As the weather warms up in the spring, snakes will emerge from their winter hibernation (properly known as brumation) to bask in the sun. Before you head outside for yard work, or on that hiking trail, there are some important Snake Safety Tips for Virginia in the Spring.
Snakes may be found in Virginia in 32 different species. Only three of them are poisonous, and they’re known as pit vipers because of the pit between their nose and eyes. Cottonmouth, Copperhead, and Timber Rattlesnake are the most common pit vipers found in Virginia. Only the Copperhead and the Timber Rattlesnake can be found in Southwest Virginia. Cottonmouths (sometimes known as water moccasins) can be found predominantly in southeastern Virginia.
Most human-snake contact in Virginia is not dangerous since most snakes are non-venomous. However, if you are bitten by a poisonous snake, the consequences can be severe, therefore knowing the difference between venomous and non-venomous snakes is critical. Take into account the following information.
Snake Safety Tips
1. If you come across a snake, the best course of action is to let it alone. Hundreds of would-be herpetologists and snake charmers are bitten every year while attempting to capture or kill a snake. Snakes have been known to bite as a reflex action, even when they are dead. Every year, about 7,000 venomous snake bites are reported in the United States. Nine to fifteen of these are deadly. Over half of the bites were caused by people attempting to touch or kill the snake. If you come across a venomous snake, you should always leave the area. You’ll have a far lower chance of being bitten if you do this.
2. Poisonous snakes usually have elliptical pupils and a single row of scales on the underside of their tails. Snakes with non-poisonous pupils and two rows of scales on the underside of their tails are non-poisonous.
3. When rattlesnakes are approached or agitated, their tails vibrate rapidly, emitting a distinctive rattling sound to warn intruders of their existence. When rattlesnakes are disturbed, not all of them “rattle.” As a result, you must pay special attention to where you walk, sit, and place your hands when in rattlesnake territory. Rattlesnakes can be found in woodlands, sand dunes, rocky hillsides, grasslands, and mountain forests across Virginia. They can be found at altitudes ranging from sea level to timberline.
4. If you hear a rattlesnake “rattle,” remain still until you can pinpoint the source of the sound. Make no attempt to jump or run. If you do, you may find yourself within striking distance of the snake.

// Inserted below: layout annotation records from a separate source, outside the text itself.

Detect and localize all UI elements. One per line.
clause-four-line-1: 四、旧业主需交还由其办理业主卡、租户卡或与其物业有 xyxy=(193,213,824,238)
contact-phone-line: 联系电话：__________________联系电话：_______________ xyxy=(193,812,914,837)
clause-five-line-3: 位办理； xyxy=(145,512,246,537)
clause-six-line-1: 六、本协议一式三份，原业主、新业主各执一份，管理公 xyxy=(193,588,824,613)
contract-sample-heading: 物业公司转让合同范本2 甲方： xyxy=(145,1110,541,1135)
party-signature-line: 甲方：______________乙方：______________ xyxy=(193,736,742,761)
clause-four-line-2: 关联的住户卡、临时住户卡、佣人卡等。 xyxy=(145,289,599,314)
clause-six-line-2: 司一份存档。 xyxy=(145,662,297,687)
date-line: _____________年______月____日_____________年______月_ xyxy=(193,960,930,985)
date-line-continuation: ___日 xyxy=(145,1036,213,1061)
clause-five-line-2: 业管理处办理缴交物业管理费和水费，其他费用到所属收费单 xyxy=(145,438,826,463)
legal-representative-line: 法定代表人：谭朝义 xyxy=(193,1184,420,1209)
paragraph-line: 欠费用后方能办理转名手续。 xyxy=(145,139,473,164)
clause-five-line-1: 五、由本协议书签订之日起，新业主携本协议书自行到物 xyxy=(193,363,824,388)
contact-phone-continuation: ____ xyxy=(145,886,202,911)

5. Snakes are protected by Virginia state law since they are classed as non-game animals. A live wild snake cannot be collected or possessed.
6. Snakebites that aren’t venomous aren’t dangerous. The only thing to be concerned about is the possibility of infection. If you’ve been bitten, clean and disinfect the wound as if it were a cut or abrasion. Venomous snake bites cause edema and discoloration of the surrounding tissue very immediately. Tingling, nausea, a quick pulse, loss of muscle coordination, and weakness are some of the other symptoms. Rattlesnake bites will also have two distinct fang markings (punctures) as well as additional teeth marks.
Snake Bite Health and Safety Tips
There are various things that should not be done if someone has been bitten by a deadly snake.
- Allow no physical activity, such as walking or running, for the person.
- If the person needs to be transported, carry him or her.
- Applying a tourniquet to the area above the wound or a cold compress to the bite location is not recommended.
- Do not sever the bite.
- Do not administer stimulants or pain drugs to the victim unless a physician has prescribed them, and do not give the victim anything by mouth.
- Do not try to suction the venom from the bite region above the level of the heart, since this may cause more harm than good.
All poisonous snake bites should be treated as potentially fatal. Time is of the essence when someone has been bitten by a deadly snake. If at all possible, contact the emergency room ahead of time so that anti-venom is available when the victim arrives. To limit the flow of venom, keep the victim quiet, restrict movement, and keep the injured area below the level of the heart. Soap and water should be used to clean the bitten area. Because the affected area will swell, remove any rings or restricting things. To decrease swelling and discomfort, cover the bite with a clean, moist covering. Keep an eye on the victim’s vital signs (pulse, temperature, breathing, blood pressure). If the person is showing indications of shock, lie them flat and cover them with a warm blanket. Get medical care right away. If it is possible to do so without risking more harm, bring the deceased snake in for identification.